The International Council of Nurses (ICN) hosts International Nurses Day each year on 12 May to mark the anniversary of Florence Nightingale's* birth while celebrating the achievements of the nursing profession.
This year's theme "Nurses: A Voice to Lead - A vision for the future of healthcare" is about the future of nursing and how the profession will transform the next stage of healthcare.
At Diversey, we are proudly supporting International Nurses Day by raising awareness on the vital role they play in healthcare. With Diversey being an active supplier in the Healthcare market, we understand the importance of their contribution in improving the quality of care for patients worldwide - across many different and challenging settings - and we thank them for all the great work they do day after day.
We Need More Hands; We Need More Nurses
We are taking this opportunity to flag some of the risks identified by ICN and WHO around the current status of the nursing profession; paying specific attention to the nurse shortage and retention, and the effects this has on hand hygiene.
The global nursing workforce is estimated at 27.8 million1, with nurses being the largest group of healthcare workers (HCWs) and the group that has the most contact with patients. We know the world was already facing a shortage of 5.9 million nurses before the COVID-19 pandemic (with 90% of these shortages concentrated in low- and lower middle-income countries). This has only gotten worse with the impact of COVID-19, and the aging of the nursing workforce. ICN estimates up to 13 million nurses could be needed to fill the global shortages and replace nurses who leave in the next few years.
This lack of nurses (in other words, lack of hands) can have very negative effects, as understaffing and too high of a workload have been proven to be inhibiting factors in good hand hygiene compliance2. Being the group in closest contact with patients, any improvement in the staffing of nurses is likely to positively affect the levels of hand hygiene compliance, therefore reducing healthcare-acquired infections (HAIs), with the potential to improve patients outcomes and save lives3.
We Need More Educated Hands
Getting the global nursing workforce to an optimal staffing level will be one big step forward helping improve adherence to ?golden hand hygiene standards?. However, that shouldn't stop there.
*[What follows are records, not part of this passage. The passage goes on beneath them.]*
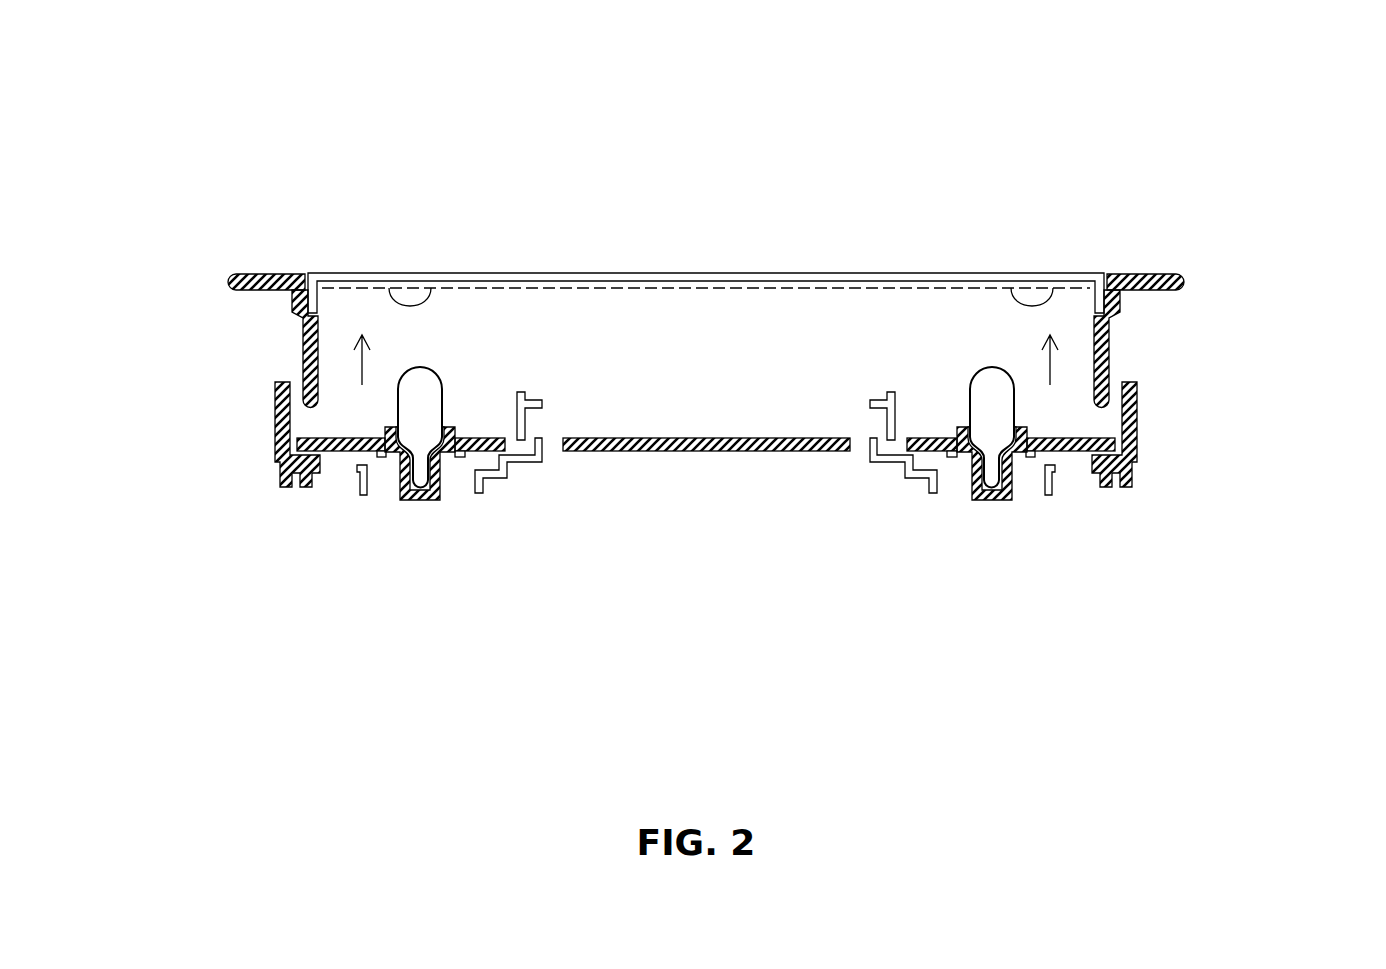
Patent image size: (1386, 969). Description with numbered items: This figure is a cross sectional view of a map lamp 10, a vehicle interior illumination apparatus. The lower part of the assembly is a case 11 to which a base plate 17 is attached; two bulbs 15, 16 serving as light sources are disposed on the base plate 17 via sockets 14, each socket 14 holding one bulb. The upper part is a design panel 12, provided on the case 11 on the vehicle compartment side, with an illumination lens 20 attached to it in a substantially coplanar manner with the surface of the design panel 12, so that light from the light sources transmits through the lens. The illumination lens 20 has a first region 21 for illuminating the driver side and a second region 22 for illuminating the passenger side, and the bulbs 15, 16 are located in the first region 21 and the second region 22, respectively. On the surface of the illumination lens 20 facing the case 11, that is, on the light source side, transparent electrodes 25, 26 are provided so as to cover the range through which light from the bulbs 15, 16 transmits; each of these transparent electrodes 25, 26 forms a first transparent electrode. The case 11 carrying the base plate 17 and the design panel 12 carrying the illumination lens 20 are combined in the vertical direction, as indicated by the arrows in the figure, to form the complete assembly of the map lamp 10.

The map lamp 10 is at (716, 394).
The case 11 is at (277, 433).
The design panel 12 is at (230, 278).
The socket 14 is at (407, 500).
The bulb 15 is at (975, 375).
The bulb 16 is at (442, 378).
The base plate 17 is at (705, 452).
The illumination lens 20 is at (997, 265).
The first region 21 is at (1087, 270).
The second region 22 is at (340, 276).
The transparent electrode 25 is at (1057, 287).
The transparent electrode 26 is at (382, 290).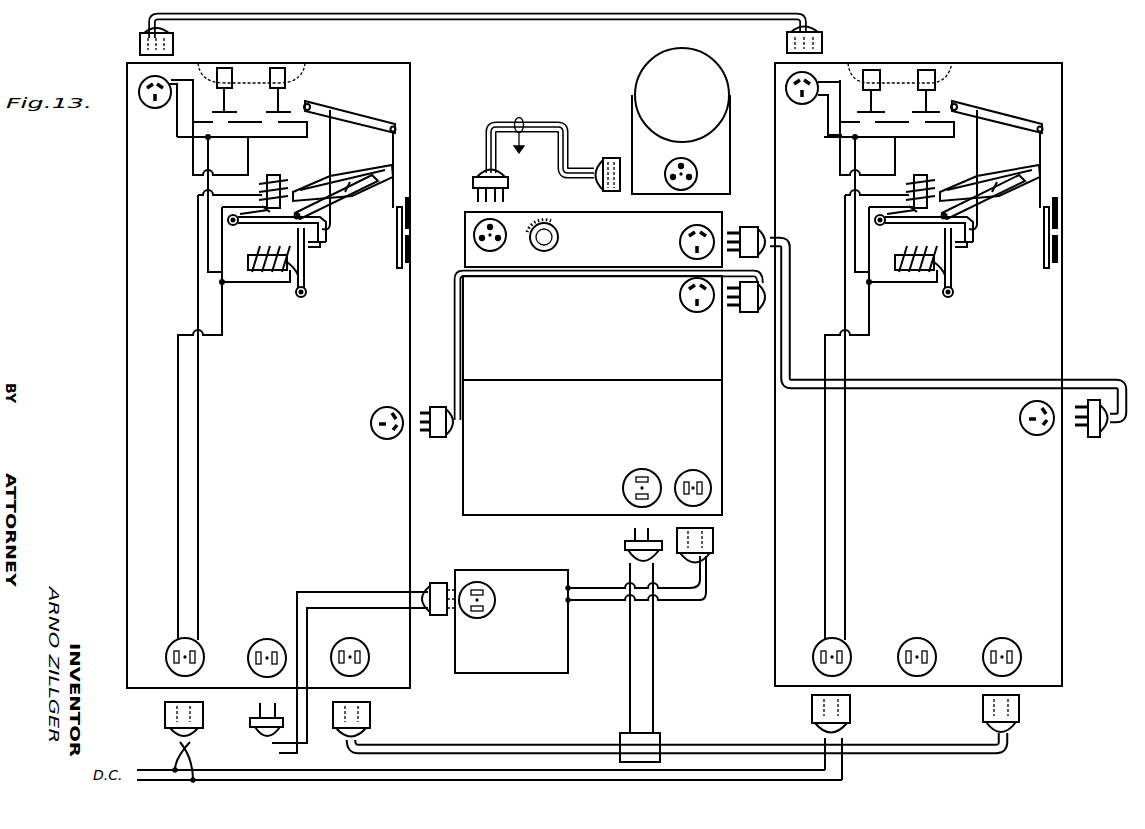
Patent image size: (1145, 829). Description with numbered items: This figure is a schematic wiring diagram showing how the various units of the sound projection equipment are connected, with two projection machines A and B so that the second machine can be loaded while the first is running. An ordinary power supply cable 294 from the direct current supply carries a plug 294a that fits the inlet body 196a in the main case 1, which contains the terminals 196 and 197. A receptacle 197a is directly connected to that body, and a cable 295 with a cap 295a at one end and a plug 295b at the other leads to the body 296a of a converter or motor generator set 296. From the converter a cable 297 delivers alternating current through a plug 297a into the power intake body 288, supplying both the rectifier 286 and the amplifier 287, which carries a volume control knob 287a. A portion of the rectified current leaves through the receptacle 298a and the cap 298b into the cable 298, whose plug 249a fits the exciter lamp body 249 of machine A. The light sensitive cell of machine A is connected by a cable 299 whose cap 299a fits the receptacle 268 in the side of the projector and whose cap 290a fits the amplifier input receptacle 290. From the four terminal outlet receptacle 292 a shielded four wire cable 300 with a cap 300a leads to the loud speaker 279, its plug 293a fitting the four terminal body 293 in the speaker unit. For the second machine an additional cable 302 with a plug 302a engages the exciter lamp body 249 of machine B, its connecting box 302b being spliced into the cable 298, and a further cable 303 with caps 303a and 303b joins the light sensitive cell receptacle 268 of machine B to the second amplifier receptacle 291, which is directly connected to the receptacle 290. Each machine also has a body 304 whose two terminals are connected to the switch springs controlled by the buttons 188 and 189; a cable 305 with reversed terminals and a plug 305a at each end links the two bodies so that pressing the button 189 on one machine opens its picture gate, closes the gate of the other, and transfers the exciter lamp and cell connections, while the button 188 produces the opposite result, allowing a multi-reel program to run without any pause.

The main case 1 is at (130, 426).
The projection machine A is at (130, 236).
The projection machine B is at (1063, 268).
The button 188 is at (224, 68).
The button 189 is at (279, 68).
The terminal 196 is at (172, 650).
The inlet body 196a is at (172, 662).
The terminal 197 is at (192, 640).
The receptacle 197a is at (268, 640).
The exciter lamp body 249 is at (376, 637).
The plug 249a is at (346, 731).
The receptacle 268 is at (373, 436).
The loud speaker 279 is at (645, 78).
The rectifier 286 is at (695, 421).
The amplifier 287 is at (698, 366).
The volume control knob 287a is at (556, 246).
The power intake body 288 is at (712, 488).
The input receptacle 290 is at (686, 303).
The cap 290a is at (746, 313).
The second receptacle 291 is at (681, 249).
The outlet receptacle 292 is at (475, 237).
The four terminal body 293 is at (697, 168).
The plug 293a is at (612, 157).
The power supply cable 294 is at (178, 752).
The plug 294a is at (167, 718).
The cable 295 is at (372, 593).
The cap 295a is at (257, 722).
The plug 295b is at (440, 619).
The converter 296 is at (500, 571).
The body 296a is at (496, 592).
The cable 297 is at (706, 590).
The plug 297a is at (713, 548).
The cable 298 is at (632, 666).
The receptacle 298a is at (650, 459).
The cap 298b is at (625, 547).
The cable 299 is at (455, 340).
The cap 299a is at (437, 441).
The four wire cable 300 is at (537, 122).
The cap 300a is at (510, 182).
The cable 302 is at (900, 741).
The plug 302a is at (1018, 712).
The connecting box 302b is at (661, 738).
The cable 303 is at (1088, 381).
The cap 303a is at (1090, 437).
The cap 303b is at (746, 227).
The body 304 is at (146, 104).
The cable 305 is at (496, 22).
The plug 305a is at (140, 45).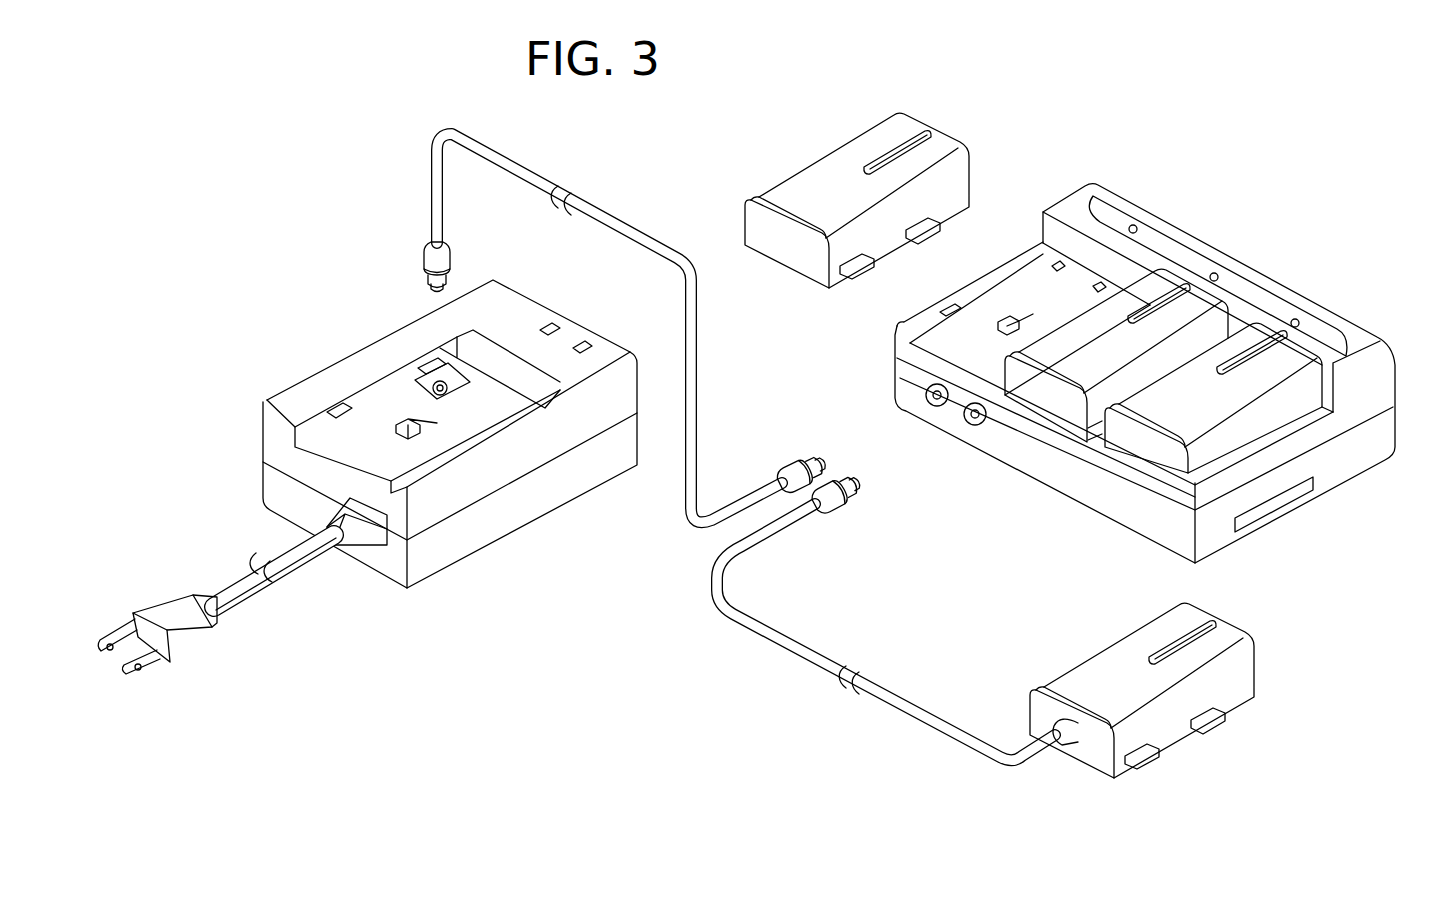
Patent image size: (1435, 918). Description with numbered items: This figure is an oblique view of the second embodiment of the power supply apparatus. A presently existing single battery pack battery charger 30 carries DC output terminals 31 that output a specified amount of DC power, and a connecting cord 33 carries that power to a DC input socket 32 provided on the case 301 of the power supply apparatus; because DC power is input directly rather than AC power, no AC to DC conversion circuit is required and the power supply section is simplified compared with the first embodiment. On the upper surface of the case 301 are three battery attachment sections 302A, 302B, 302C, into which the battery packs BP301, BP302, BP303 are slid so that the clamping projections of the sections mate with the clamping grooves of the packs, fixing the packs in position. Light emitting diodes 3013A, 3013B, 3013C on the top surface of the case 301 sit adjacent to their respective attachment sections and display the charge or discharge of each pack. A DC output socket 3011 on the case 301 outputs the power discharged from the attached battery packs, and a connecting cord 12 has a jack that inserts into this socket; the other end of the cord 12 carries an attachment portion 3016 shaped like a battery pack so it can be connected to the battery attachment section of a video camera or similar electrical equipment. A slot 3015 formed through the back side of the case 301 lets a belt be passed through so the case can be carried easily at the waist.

The battery charger 30 is at (302, 381).
The DC output terminals 31 is at (413, 388).
The connecting cord 33 is at (612, 214).
The battery pack BP301 is at (817, 167).
The case 301 is at (1046, 205).
The light emitting diode 3013A is at (1135, 224).
The light emitting diode 3013B is at (1216, 272).
The light emitting diode 3013C is at (1297, 318).
The battery attachment section 302A is at (930, 345).
The DC input socket 32 is at (925, 397).
The DC output socket 3011 is at (962, 426).
The battery pack BP302 is at (1023, 390).
The battery attachment section 302B is at (1047, 420).
The battery pack BP303 is at (1120, 447).
The battery attachment section 302C is at (1150, 478).
The slot 3015 is at (1273, 503).
The attachment portion 3016 is at (1172, 735).
The connecting cord 12 is at (773, 643).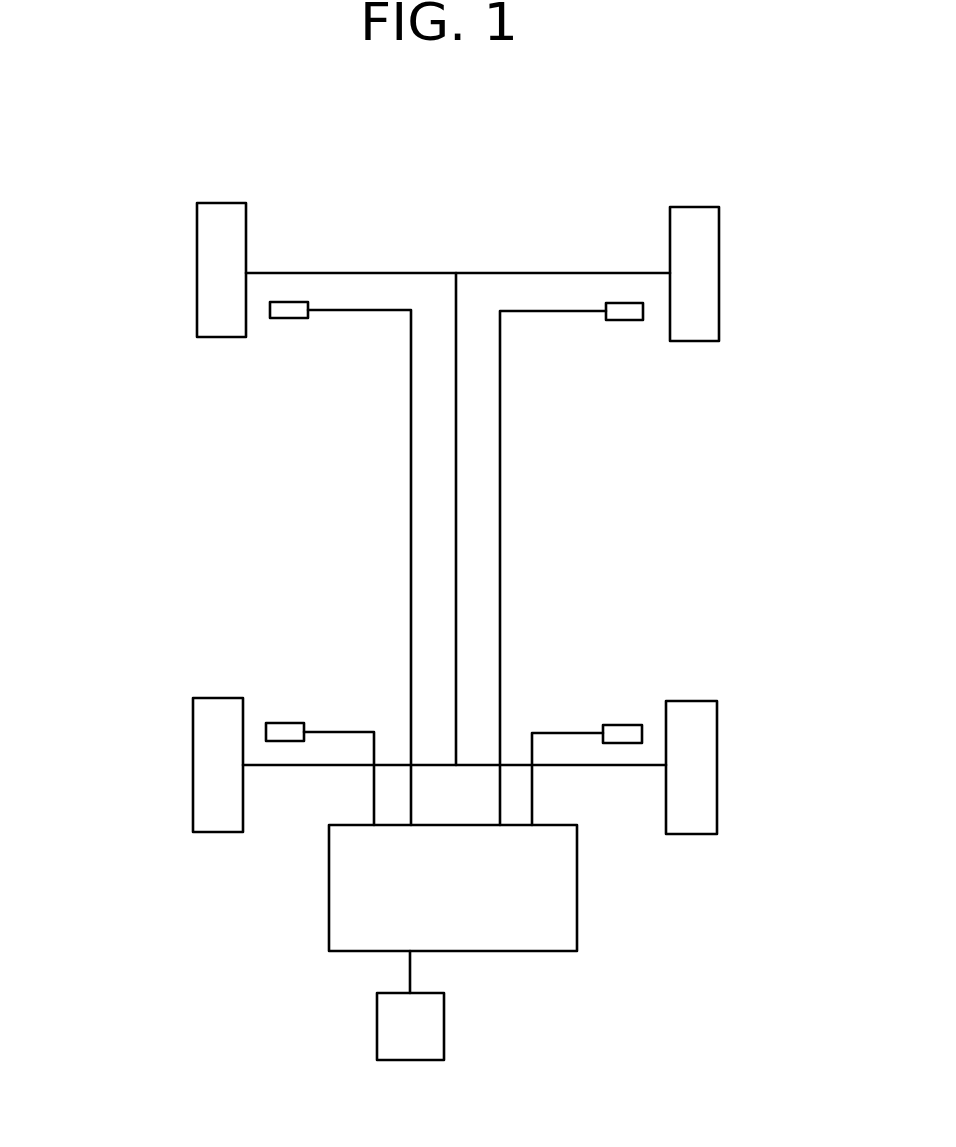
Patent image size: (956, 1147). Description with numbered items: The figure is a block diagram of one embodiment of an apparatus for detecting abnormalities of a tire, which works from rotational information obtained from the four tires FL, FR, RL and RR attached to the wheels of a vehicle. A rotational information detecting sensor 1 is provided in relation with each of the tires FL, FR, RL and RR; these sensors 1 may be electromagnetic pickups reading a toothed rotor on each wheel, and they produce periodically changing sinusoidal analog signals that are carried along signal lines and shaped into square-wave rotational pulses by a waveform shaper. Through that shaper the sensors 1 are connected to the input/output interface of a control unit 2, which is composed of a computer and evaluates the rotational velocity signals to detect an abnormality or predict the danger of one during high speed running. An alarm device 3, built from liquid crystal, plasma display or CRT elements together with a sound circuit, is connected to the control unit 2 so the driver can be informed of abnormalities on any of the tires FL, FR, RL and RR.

The rotational information detecting sensor 1 is at (280, 312).
The control unit 2 is at (563, 932).
The alarm device 3 is at (388, 1015).
The front left tire FL is at (208, 242).
The front right tire FR is at (703, 250).
The rear left tire RL is at (205, 747).
The rear right tire RR is at (702, 755).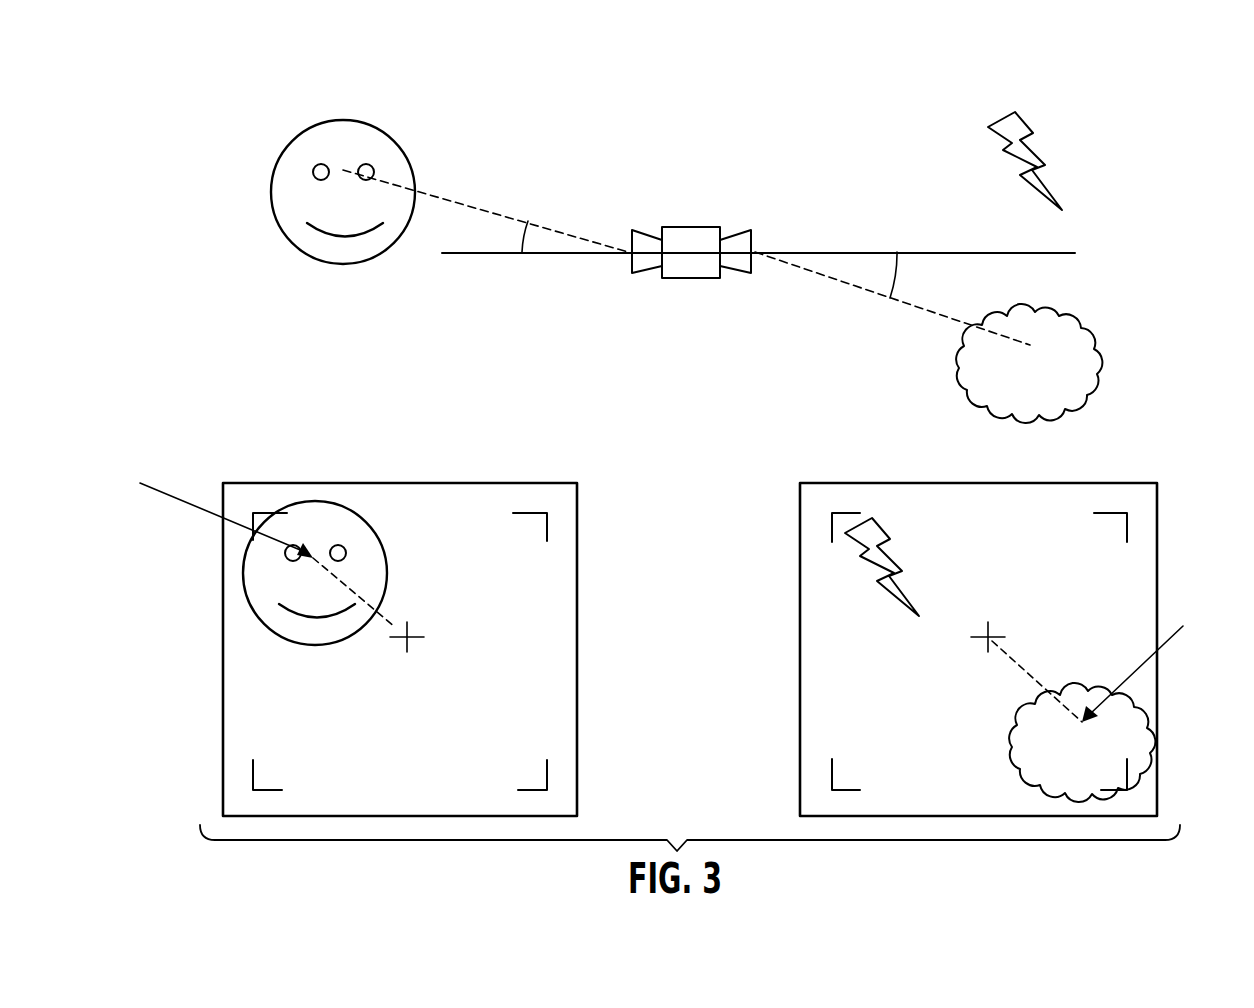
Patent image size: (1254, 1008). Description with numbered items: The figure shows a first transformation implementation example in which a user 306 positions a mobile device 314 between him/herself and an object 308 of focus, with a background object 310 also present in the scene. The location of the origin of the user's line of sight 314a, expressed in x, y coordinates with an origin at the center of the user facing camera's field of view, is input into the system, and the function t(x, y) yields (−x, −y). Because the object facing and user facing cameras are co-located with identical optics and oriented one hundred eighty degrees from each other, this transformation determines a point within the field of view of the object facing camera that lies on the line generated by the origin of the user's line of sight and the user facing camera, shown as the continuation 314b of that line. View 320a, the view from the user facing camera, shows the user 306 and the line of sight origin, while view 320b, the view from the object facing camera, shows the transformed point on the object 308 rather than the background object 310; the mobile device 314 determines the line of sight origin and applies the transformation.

The user 306 is at (282, 193).
The object of focus 308 is at (955, 386).
The background object 310 is at (1030, 148).
The mobile device 314 is at (617, 198).
The line of sight 314a is at (492, 210).
The gaze angle on object-facing camera side 314b is at (858, 288).
The view from user facing camera 320a is at (223, 657).
The view from object facing camera 320b is at (802, 658).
In parallel, we should keep raising awareness of hand hygiene especially by training nurses on a regular basis, and creating a hand hygiene safety culture with the participation of both individual health care workers and senior hospital managers4.
Giving the appropriate and deserved value to hand hygiene as part of the nursing curriculum and providing them with the space (time and resources) to learn and continuously improve, should also become the norm in this profession.
By doing that, and showing the effect that good practice has on patient safety, the professions of nursing will gain both value and recognition.
We Are Here To Help
At Diversey, we believe the best way we can contribute to build better Healthcare systems and enhance the nursing profession is by keeping providing evidence based solutions that reduce infections and improve outcomes - making the nurses job a little bit easier (or a little less difficult) and even more rewarding.
Our suite of continued education and resources to address emerging needs, facilitation of evidence-based cleaning and disinfection practices, and products is not only focused at enhancing patient safety but also at driving improved productivity of staff, lowering the overall cost of care - all of that driving continuous improvement. All these improvements and cost optimizations can then be reinvested into nursing, generating a virtuous cycle that benefits both nurses and patients.
*Florence Nightingale (1820-1910), was a British nurse, social reformer and statistician best known as the founder of modern nursing.
1. State of the world's nursing 2020: investing in education, jobs and leadership. Geneva: World Health Organization; 2020
2. Harbarth S, Sudre P, Dharan S, Cadenas M and Pittet D (1999) Outbreak of Enterobacter cloacae related to understaffing, overcrowding, and poor hygiene practices. Infection Control & Hospital Epidemiology 20(9): 598?603.
3. WHO Year of the Nurse and Midwife: More clean and educated hands for all Alexandra Peters, Victor Cegarra Palao, Nasim Lotfinejad and Didier Pittet; 2020
4. World Health Organization (2009) Guide to implementation: A guide to the implementation of the WHO Multimodal Hand Hygiene Improvement Strategy.